View over the lake's east end from the terrace of the Mirador Kempinski.

2014 also became the year when the appearance of the site got its long overdue tune-up to finally exploit the growth in computer monitor widths which occurred since we launched in 2002. In landscape mode, even an iPad Mini still does the job. Yet 30-inch über monitors no longer look as empty as they did before. It also means bigger photographs so our readers have more to look at. This year my wife also took it upon herself to cruise the real-estate classifieds for half a mind-numbing year until she found us our new digs on Mont Pèlerin. Now we sit a few 100 meters higher up on the same mountain which first hosted us in lower Chardonne after we'd left Cyprus just prior to the massive financial melt-down on the island. I was thoroughly reluctant to move once again.

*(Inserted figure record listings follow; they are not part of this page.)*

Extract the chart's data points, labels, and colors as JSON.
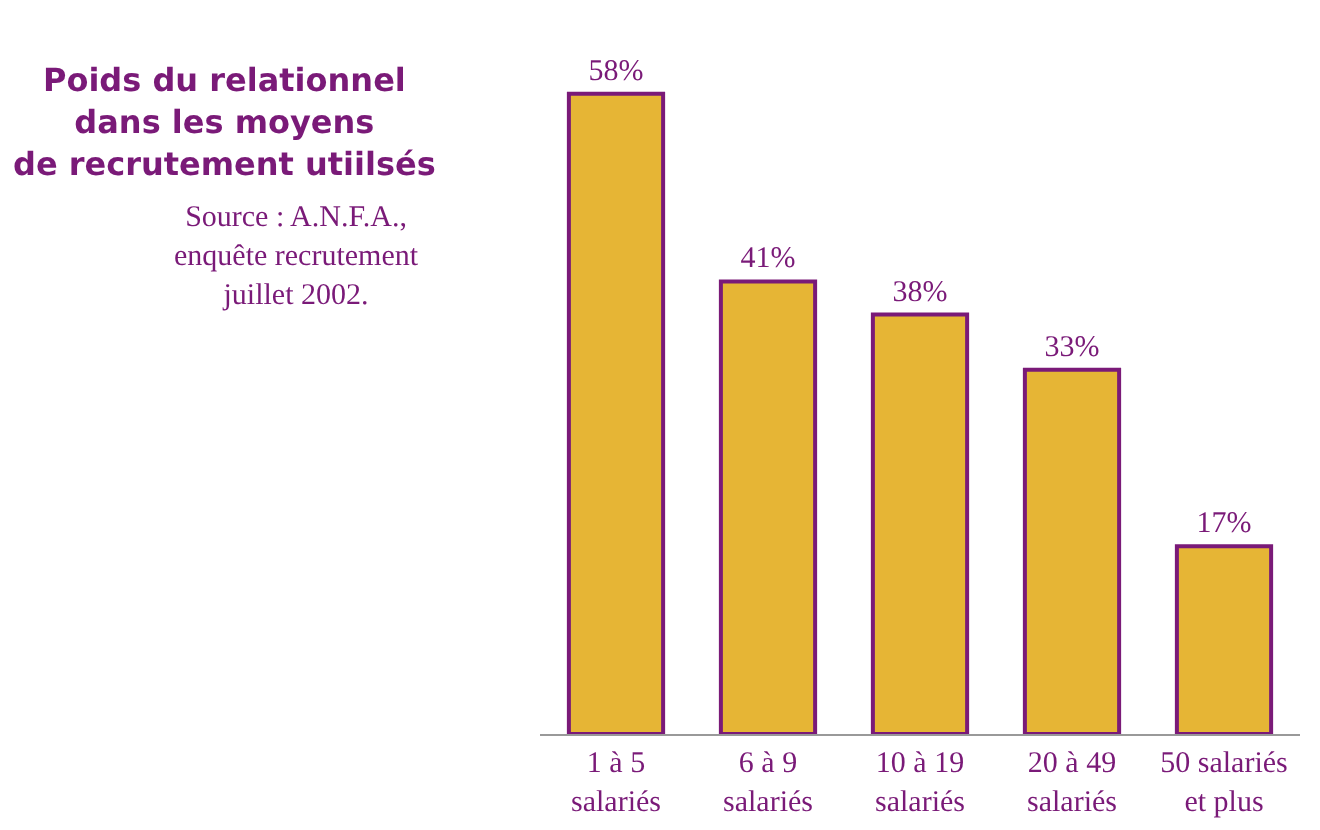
{
  "chart_data": {
    "type": "bar",
    "title": "Poids du relationnel\ndans les moyens\nde recrutement utiilsés",
    "annotations": [
      "Source : A.N.F.A.,\nenquête recrutement\njuillet 2002."
    ],
    "categories": [
      "1 à 5\nsalariés",
      "6 à 9\nsalariés",
      "10 à 19\nsalariés",
      "20 à 49\nsalariés",
      "50 salariés\net plus"
    ],
    "values": [
      58,
      41,
      38,
      33,
      17
    ],
    "value_labels": [
      "58%",
      "41%",
      "38%",
      "33%",
      "17%"
    ],
    "color": "#e6b535"
  }
}
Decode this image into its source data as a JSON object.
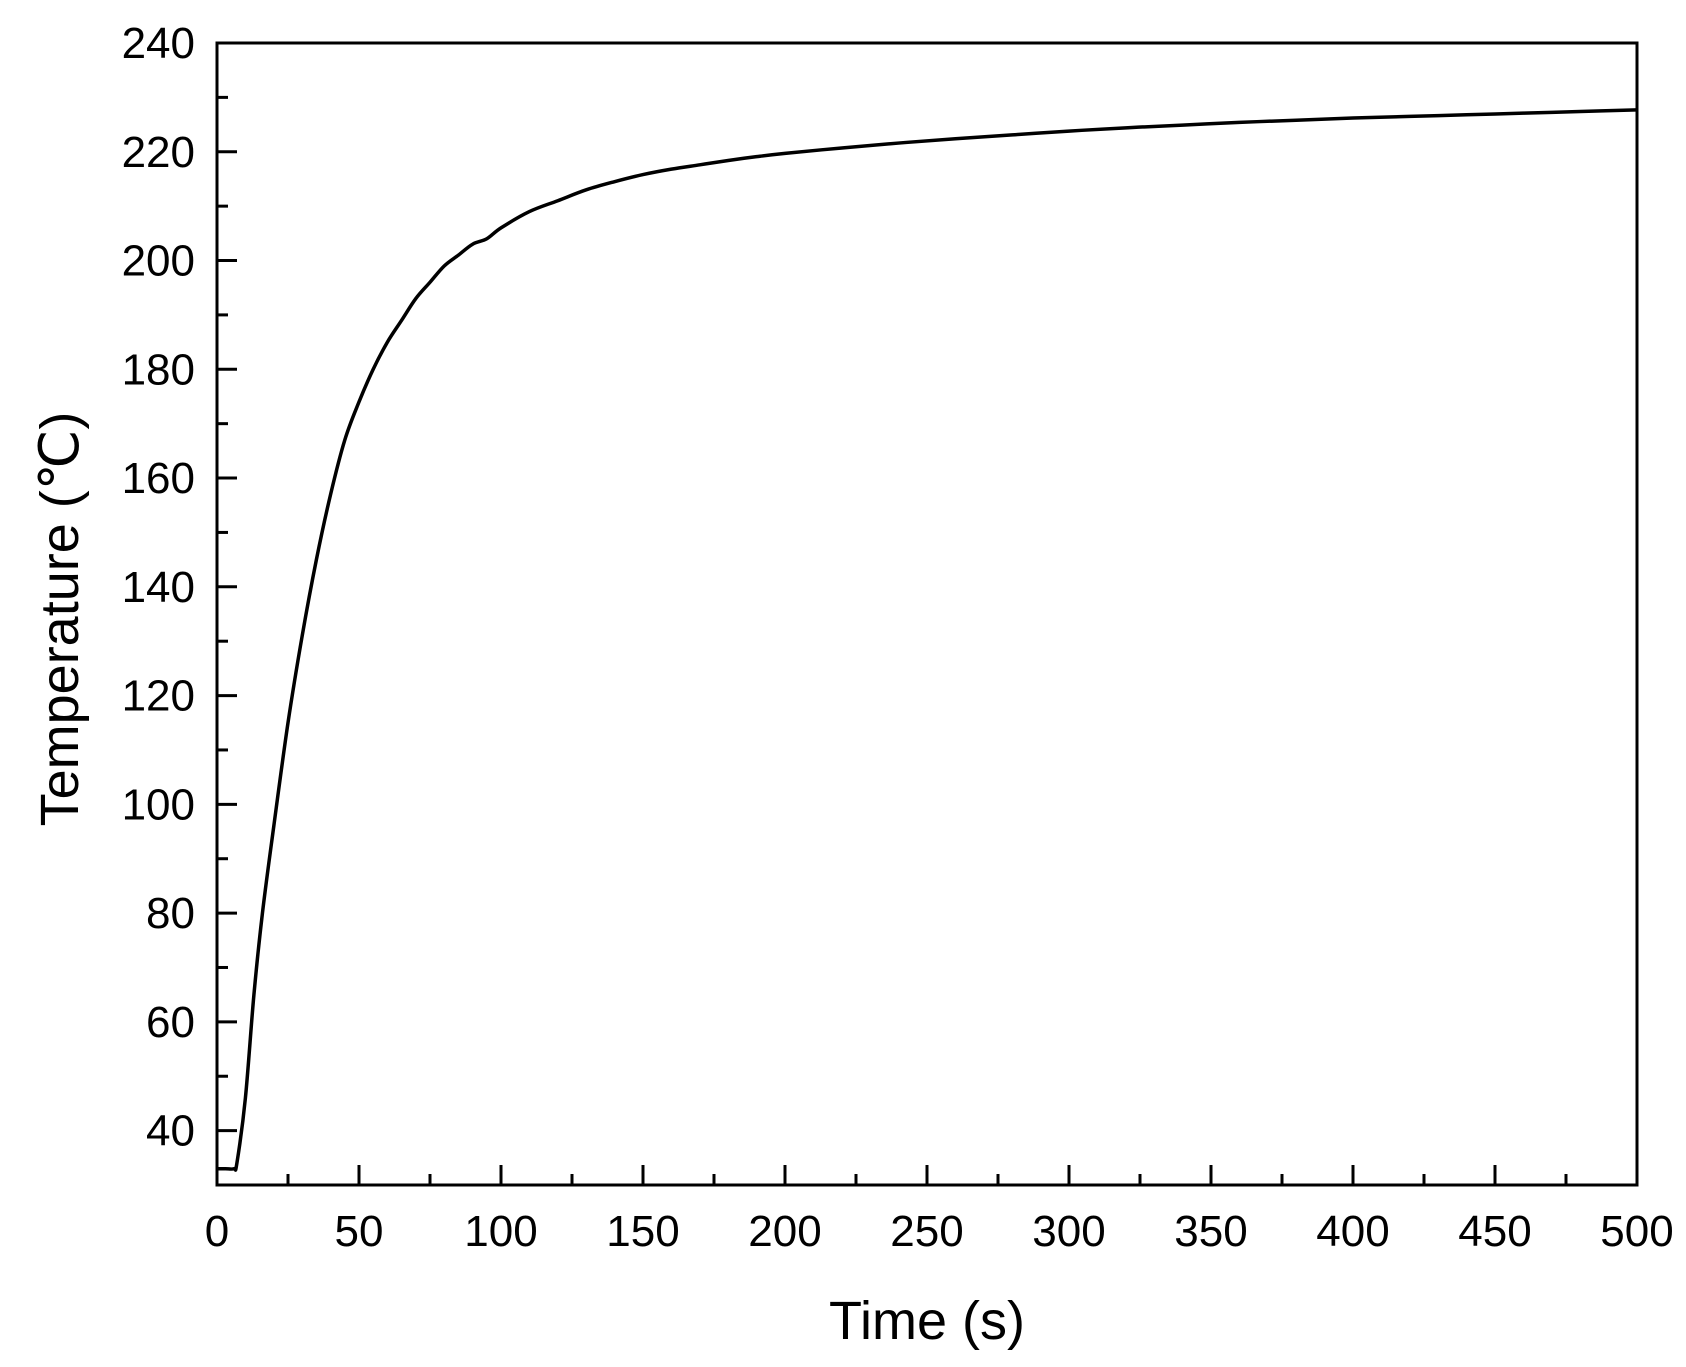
{
  "chart_data": {
    "type": "line",
    "title": "",
    "xlabel": "Time (s)",
    "ylabel": "Temperature (℃)",
    "xlim": [
      0,
      500
    ],
    "ylim": [
      30,
      240
    ],
    "x_ticks": [
      0,
      50,
      100,
      150,
      200,
      250,
      300,
      350,
      400,
      450,
      500
    ],
    "y_ticks": [
      40,
      60,
      80,
      100,
      120,
      140,
      160,
      180,
      200,
      220,
      240
    ],
    "grid": false,
    "legend": "none",
    "line_color": "#000000",
    "series": [
      {
        "x": [
          0,
          3,
          6,
          7,
          10,
          13,
          16,
          20,
          25,
          30,
          35,
          40,
          45,
          50,
          55,
          60,
          65,
          70,
          75,
          80,
          85,
          90,
          95,
          100,
          110,
          120,
          130,
          140,
          150,
          160,
          170,
          180,
          190,
          200,
          220,
          240,
          260,
          280,
          300,
          320,
          340,
          360,
          380,
          400,
          420,
          440,
          460,
          480,
          500
        ],
        "y": [
          33,
          33,
          33,
          34,
          46,
          65,
          80,
          96,
          115,
          131,
          145,
          157,
          167,
          174,
          180,
          185,
          189,
          193,
          196,
          199,
          201,
          203,
          204,
          206,
          209,
          211,
          213,
          214.5,
          215.8,
          216.8,
          217.6,
          218.4,
          219.1,
          219.7,
          220.7,
          221.6,
          222.4,
          223.1,
          223.8,
          224.4,
          224.9,
          225.4,
          225.8,
          226.2,
          226.5,
          226.8,
          227.1,
          227.4,
          227.7
        ]
      }
    ]
  }
}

I resisted Ivette's adventurous notions with my very best show of no-can-do. Which, ahem, was clearly not good enough. But, not only are the new views above the Mirador a thing to behold (unless there's heavy cloud cover and we're in the middle of it), we have significantly more usable space; my wife has won a mad room plus paint studio; and the main system's space has grown in size and sound quality and the types of speakers it can properly accommodate.


It makes the occasional helicopter pass right in front of our windows a minor nuisance at best when a high-rolling hotel visitor flies in from Lausanne. Despite their super posh and very dear digs, those visitors really are tourists. They leave after a few short days. We are unbelievably fortunate to actually live here for the time being. And our visitors are perfectly happy to stay at the Bibiane & René B&B a short ways down the mountain. That's far easier on the creaky wallet and, with just two rooms, far more private too.


So, 2014 was a good year all around. Wishing all of our readers a brilliant 2015.